What I mean is that when I write a pure function, I don’t have to think about the rest of the application. When I write a pure function, my entire universe — the only things I need to think about — are:

• What input parameters do I need?
• What is my pure function’s return type?
• What is its algorithm?

Literally, the only thing in my mind when I’m writing a pure function looks like this:

``````                            +------------+
(p1: Type1, p2: Type2)  =>  |  function  |  =>  result: ResultType
----------------------      +------------+      -------------------
Input Parameters                             The Function Result``````

There’s no need to worry about mutating the variables I’m given, or variables in the class or available globally. I just think about (a) what comes in, (b) what goes out, and (c) the function’s algorithm.

Once I realized this, even the imposter syndrome in me thought, “You know, I don’t know if I can think about an entire application today. But I can certainly write one pure function. And then I can write another. And another. And then eventually I can glue them together to solve bigger problems.”

As you’ll see in this book, glueing pure functions together is also just like algebra.

One other thing: I also found that I like reading the signatures of pure functions that other people write. Unlike OOP-style methods that can return `void` and/or take no input parameters — which makes their type signatures meaningless — when I look at the type signature of a pure function, I can tell at a glance what’s going on.

## Another pop quiz

Here’s another little quiz: Knowing that this function is pure, what can it possible do:

``def f(list: List[Int]): Int = ???``

If you’re new to Scala, this code defines a function that takes a list of integers as input, and returns an integer as its result:

• `def f` tells you that it’s a function named `f`.
• It takes an input parameter that I have named `list`, and its type is `List[Int]`, meaning that it is a sequence (list) of integers.
• The function returns an integer (`Int`).
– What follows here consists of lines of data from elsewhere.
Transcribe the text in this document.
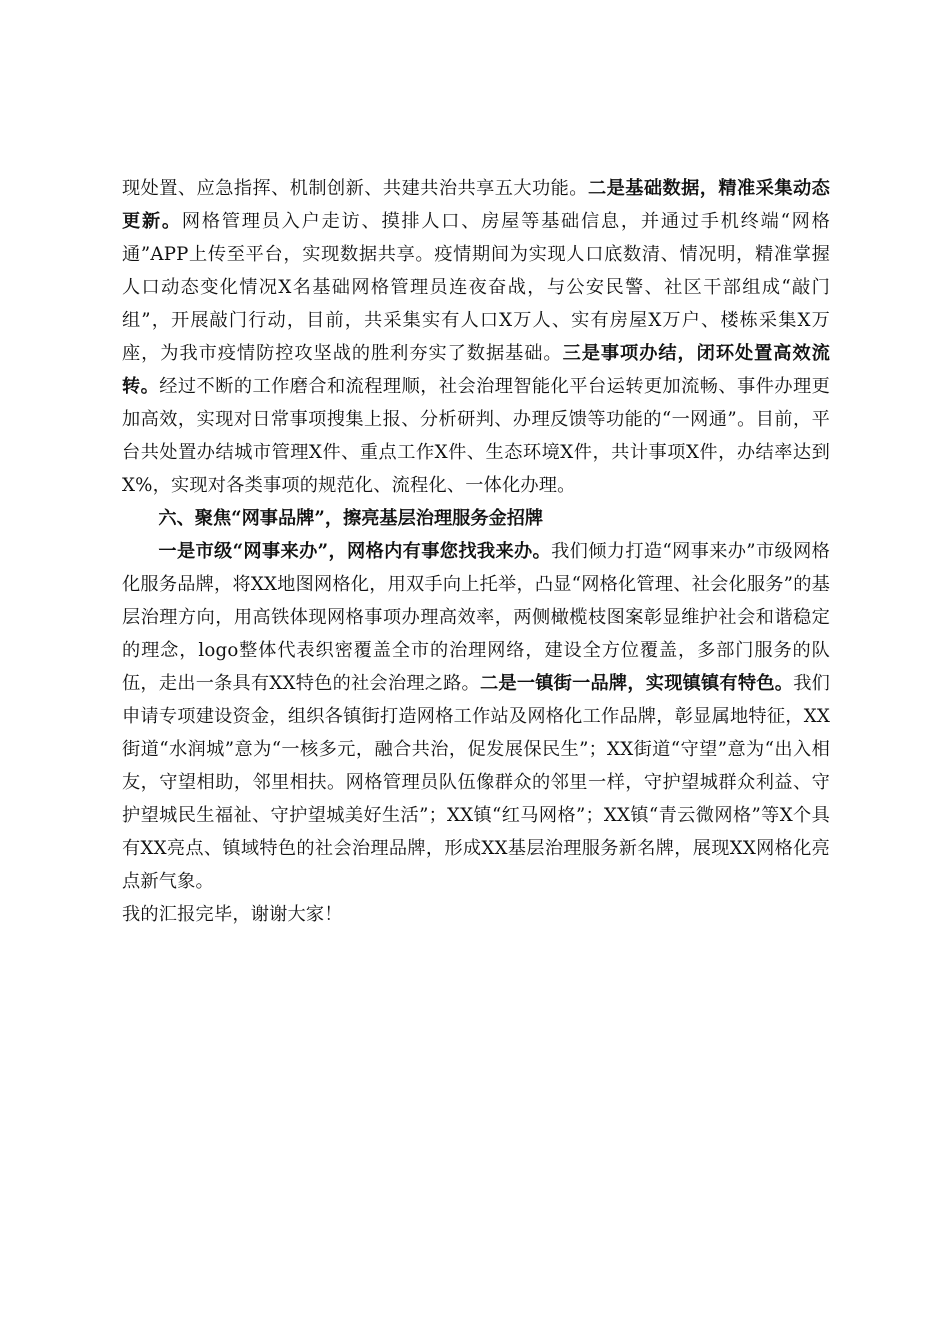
现处置、应急指挥、机制创新、共建共治共享五大功能。二是基础数据，精准采集动态更新。网格管理员入户走访、摸排人口、房屋等基础信息，并通过手机终端“网格通”APP上传至平台，实现数据共享。疫情期间为实现人口底数清、情况明，精准掌握人口动态变化情况X名基础网格管理员连夜奋战，与公安民警、社区干部组成“敲门组”，开展敲门行动，目前，共采集实有人口X万人、实有房屋X万户、楼栋采集X万座，为我市疫情防控攻坚战的胜利夯实了数据基础。三是事项办结，闭环处置高效流转。经过不断的工作磨合和流程理顺，社会治理智能化平台运转更加流畅、事件办理更加高效，实现对日常事项搜集上报、分析研判、办理反馈等功能的“一网通”。目前，平台共处置办结城市管理X件、重点工作X件、生态环境X件，共计事项X件，办结率达到X%，实现对各类事项的规范化、流程化、一体化办理。

六、聚焦“网事品牌”，擦亮基层治理服务金招牌

一是市级“网事来办”，网格内有事您找我来办。我们倾力打造“网事来办”市级网格化服务品牌，将XX地图网格化，用双手向上托举，凸显“网格化管理、社会化服务”的基层治理方向，用高铁体现网格事项办理高效率，两侧橄榄枝图案彰显维护社会和谐稳定的理念，logo整体代表织密覆盖全市的治理网络，建设全方位覆盖，多部门服务的队伍，走出一条具有XX特色的社会治理之路。二是一镇街一品牌，实现镇镇有特色。我们申请专项建设资金，组织各镇街打造网格工作站及网格化工作品牌，彰显属地特征，XX街道“水润城”意为“一核多元，融合共治，促发展保民生”；XX街道“守望”意为“出入相友，守望相助，邻里相扶。网格管理员队伍像群众的邻里一样，守护望城群众利益、守护望城民生福祉、守护望城美好生活”；XX镇“红马网格”；XX镇“青云微网格”等X个具有XX亮点、镇域特色的社会治理品牌，形成XX基层治理服务新名牌，展现XX网格化亮点新气象。

我的汇报完毕，谢谢大家！
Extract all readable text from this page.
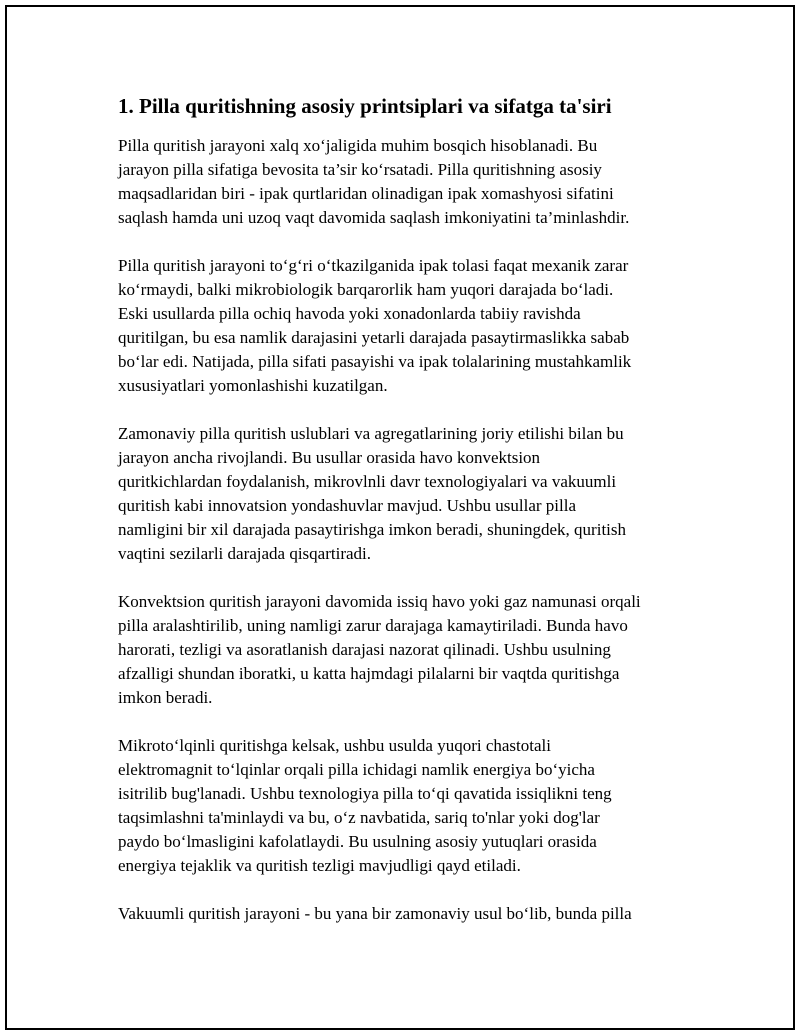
1. Pilla quritishning asosiy printsiplari va sifatga ta'siri

Pilla quritish jarayoni xalq xo‘jaligida muhim bosqich hisoblanadi. Bu
jarayon pilla sifatiga bevosita ta’sir ko‘rsatadi. Pilla quritishning asosiy
maqsadlaridan biri - ipak qurtlaridan olinadigan ipak xomashyosi sifatini
saqlash hamda uni uzoq vaqt davomida saqlash imkoniyatini ta’minlashdir.

Pilla quritish jarayoni to‘g‘ri o‘tkazilganida ipak tolasi faqat mexanik zarar
ko‘rmaydi, balki mikrobiologik barqarorlik ham yuqori darajada bo‘ladi.
Eski usullarda pilla ochiq havoda yoki xonadonlarda tabiiy ravishda
quritilgan, bu esa namlik darajasini yetarli darajada pasaytirmaslikka sabab
bo‘lar edi. Natijada, pilla sifati pasayishi va ipak tolalarining mustahkamlik
xususiyatlari yomonlashishi kuzatilgan.

Zamonaviy pilla quritish uslublari va agregatlarining joriy etilishi bilan bu
jarayon ancha rivojlandi. Bu usullar orasida havo konvektsion
quritkichlardan foydalanish, mikrovlnli davr texnologiyalari va vakuumli
quritish kabi innovatsion yondashuvlar mavjud. Ushbu usullar pilla
namligini bir xil darajada pasaytirishga imkon beradi, shuningdek, quritish
vaqtini sezilarli darajada qisqartiradi.

Konvektsion quritish jarayoni davomida issiq havo yoki gaz namunasi orqali
pilla aralashtirilib, uning namligi zarur darajaga kamaytiriladi. Bunda havo
harorati, tezligi va asoratlanish darajasi nazorat qilinadi. Ushbu usulning
afzalligi shundan iboratki, u katta hajmdagi pilalarni bir vaqtda quritishga
imkon beradi.

Mikroto‘lqinli quritishga kelsak, ushbu usulda yuqori chastotali
elektromagnit to‘lqinlar orqali pilla ichidagi namlik energiya bo‘yicha
isitrilib bug'lanadi. Ushbu texnologiya pilla to‘qi qavatida issiqlikni teng
taqsimlashni ta'minlaydi va bu, o‘z navbatida, sariq to'nlar yoki dog'lar
paydo bo‘lmasligini kafolatlaydi. Bu usulning asosiy yutuqlari orasida
energiya tejaklik va quritish tezligi mavjudligi qayd etiladi.

Vakuumli quritish jarayoni - bu yana bir zamonaviy usul bo‘lib, bunda pilla
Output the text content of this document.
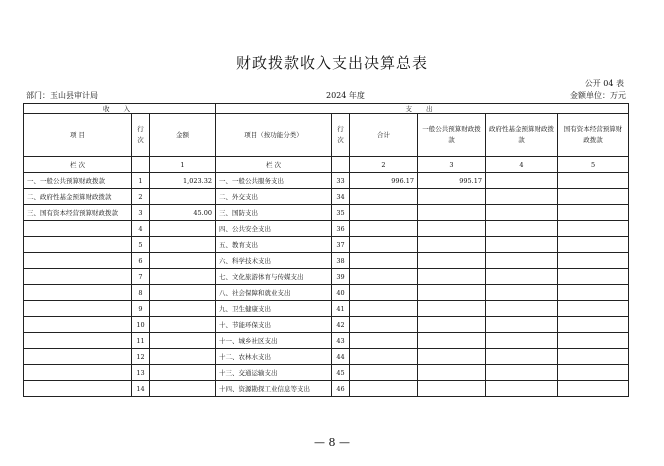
财政拨款收入支出决算总表
公开 04 表
部门：玉山县审计局	2024 年度	金额单位：万元
收 入			支 出					
项 目	行次	金额	项目（按功能分类）	行次	合计	一般公共预算财政拨款	政府性基金预算财政拨款	国有资本经营预算财政拨款
栏 次		1	栏 次		2	3	4	5
一、一般公共预算财政拨款	1	1,023.32	一、一般公共服务支出	33	996.17	995.17		
二、政府性基金预算财政拨款	2		二、外交支出	34				
三、国有资本经营预算财政拨款	3	45.00	三、国防支出	35				
	4		四、公共安全支出	36				
	5		五、教育支出	37				
	6		六、科学技术支出	38				
	7		七、文化旅游体育与传媒支出	39				
	8		八、社会保障和就业支出	40				
	9		九、卫生健康支出	41				
	10		十、节能环保支出	42				
	11		十一、城乡社区支出	43				
	12		十二、农林水支出	44				
	13		十三、交通运输支出	45				
	14		十四、资源勘探工业信息等支出	46				
— 8 —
I encourage you to write down everything you think that pure function can possibly do.

As a second question, here’s the same function signature, but with a generic type. Again, what can it possibly do:

``def g[A](list: List[A]): A = ???``

If you’re not familiar with generic types, this just means that this function can take a list of integers (`List[Int]`), a list of strings (`List[String]`), a list of people (`List[Person]`), etc. The data type inside the `List` doesn’t matter to the algorithm; the algorithm must only concern itself with the fact that it’s given a list.
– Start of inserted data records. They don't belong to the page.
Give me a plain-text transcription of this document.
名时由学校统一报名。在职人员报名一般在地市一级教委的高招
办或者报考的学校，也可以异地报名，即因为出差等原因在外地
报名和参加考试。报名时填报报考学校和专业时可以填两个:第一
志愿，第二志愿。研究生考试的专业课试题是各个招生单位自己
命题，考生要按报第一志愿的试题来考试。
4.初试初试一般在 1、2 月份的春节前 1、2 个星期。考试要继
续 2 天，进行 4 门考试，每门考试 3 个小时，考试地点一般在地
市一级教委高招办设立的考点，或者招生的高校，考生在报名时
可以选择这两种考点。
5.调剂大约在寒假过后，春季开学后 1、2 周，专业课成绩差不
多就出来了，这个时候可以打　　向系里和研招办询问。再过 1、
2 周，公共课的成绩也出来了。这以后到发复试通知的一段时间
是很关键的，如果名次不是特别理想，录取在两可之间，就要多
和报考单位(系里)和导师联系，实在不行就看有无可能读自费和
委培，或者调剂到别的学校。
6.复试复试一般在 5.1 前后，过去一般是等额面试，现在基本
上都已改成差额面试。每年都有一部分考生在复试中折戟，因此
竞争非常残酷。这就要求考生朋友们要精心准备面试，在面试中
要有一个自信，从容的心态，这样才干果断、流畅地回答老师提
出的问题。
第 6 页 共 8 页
The `A` as the return type means that the function returns a single element that is the same data type that’s contained inside the list. So if the function receives a (`List[Int]`) as input, it must return an `Int`; and if it gets a (`List[Person]`), it must return a `Person`, etc.

Again, I encourage you to write down everything you think this function can possibly do.

## Key points

As a summary, there are several key points from these last two chapters:

• Pure functions reduce your cognitive load. When you’re writing them, all you have to think about is their input, output, and algorithm.
• You can trust pure functions, they cannot lie. Their signatures tell you exactly what they can (and cannot) do.
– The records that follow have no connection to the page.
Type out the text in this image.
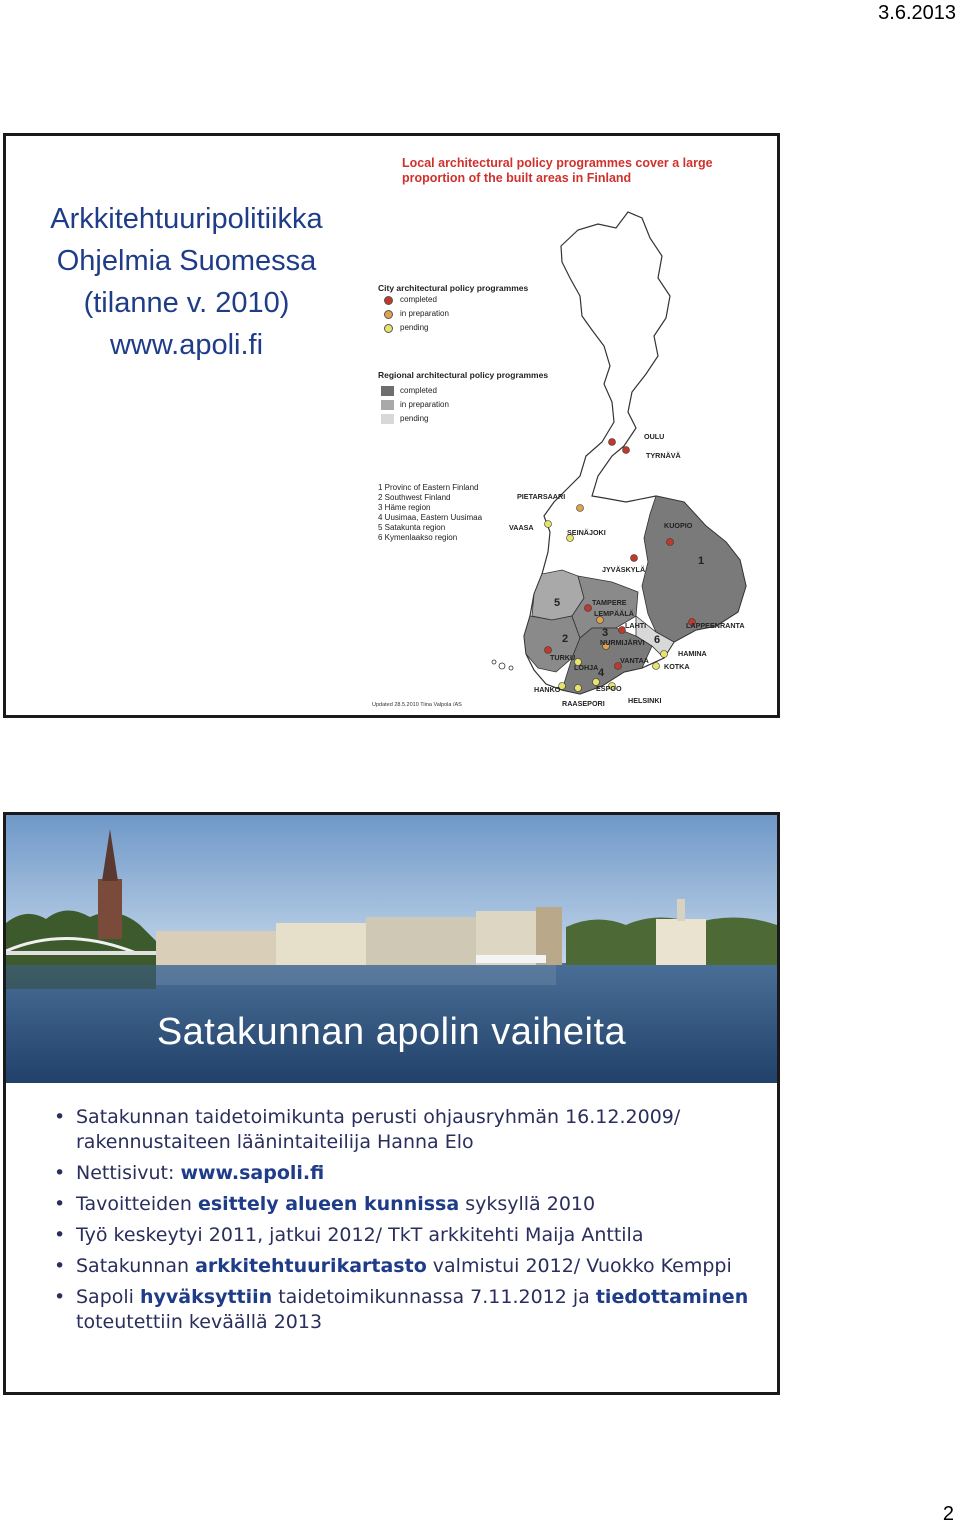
3.6.2013
Arkkitehtuuripolitiikka
Ohjelmia Suomessa
(tilanne v. 2010)
www.apoli.fi
OULU
TYRNÄVÄ
PIETARSAARI
VAASA
SEINÄJOKI
KUOPIO
JYVÄSKYLÄ
TAMPERE
LEMPÄÄLÄ
LAHTI	LAPPEENRANTA
TURKU
NURMIJÄRVI
HAMINA
LOHJA
VANTAA
KOTKA
HANKO	ESPOO
HELSINKI
RAASEPORI
1
2	3
4
5
6
Local architectural policy programmes cover a large
proportion of the built areas in Finland
City architectural policy programmes
completed
in preparation
pending
Regional architectural policy programmes
completed
in preparation
pending
1 Provinc of Eastern Finland
2 Southwest Finland
3 Häme region
4 Uusimaa, Eastern Uusimaa
5 Satakunta region
6 Kymenlaakso region
Updated 28.5.2010 Tiina Valpola /AS
Satakunnan apolin vaiheita
• Satakunnan taidetoimikunta perusti ohjausryhmän 16.12.2009/ rakennustaiteen läänintaiteilija Hanna Elo
• Nettisivut: www.sapoli.fi
• Tavoitteiden esittely alueen kunnissa syksyllä 2010
• Työ keskeytyi 2011, jatkui 2012/ TkT arkkitehti Maija Anttila
• Satakunnan arkkitehtuurikartasto valmistui 2012/ Vuokko Kemppi
• Sapoli hyväksyttiin taidetoimikunnassa 7.11.2012 ja tiedottaminen toteutettiin keväällä 2013
2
Also — I’ll repeat this many times in this book — but writing code using pure functions (and immutable things) feels just like writing algebra. You start by writing a few pure functions like this:

``````def add(i: Int, j: Int): Int
def multiply(i: Int, j: Int): Int``````

and then you glue them together like this:

``````val x = add(1, 1)
val y = multiply(x, 2)``````

or this:

``val z = multiply(add(1, 1), 2)``

Or, if you like architecture and engineering, this style of programming is just like creating a blueprint. You’re connecting pipes and wires together, and because pure functions can’t throw exceptions, all these pipes and beams “just connect” to each other. (You don’t have to worry about functions throwing exceptions and blowing up your design.)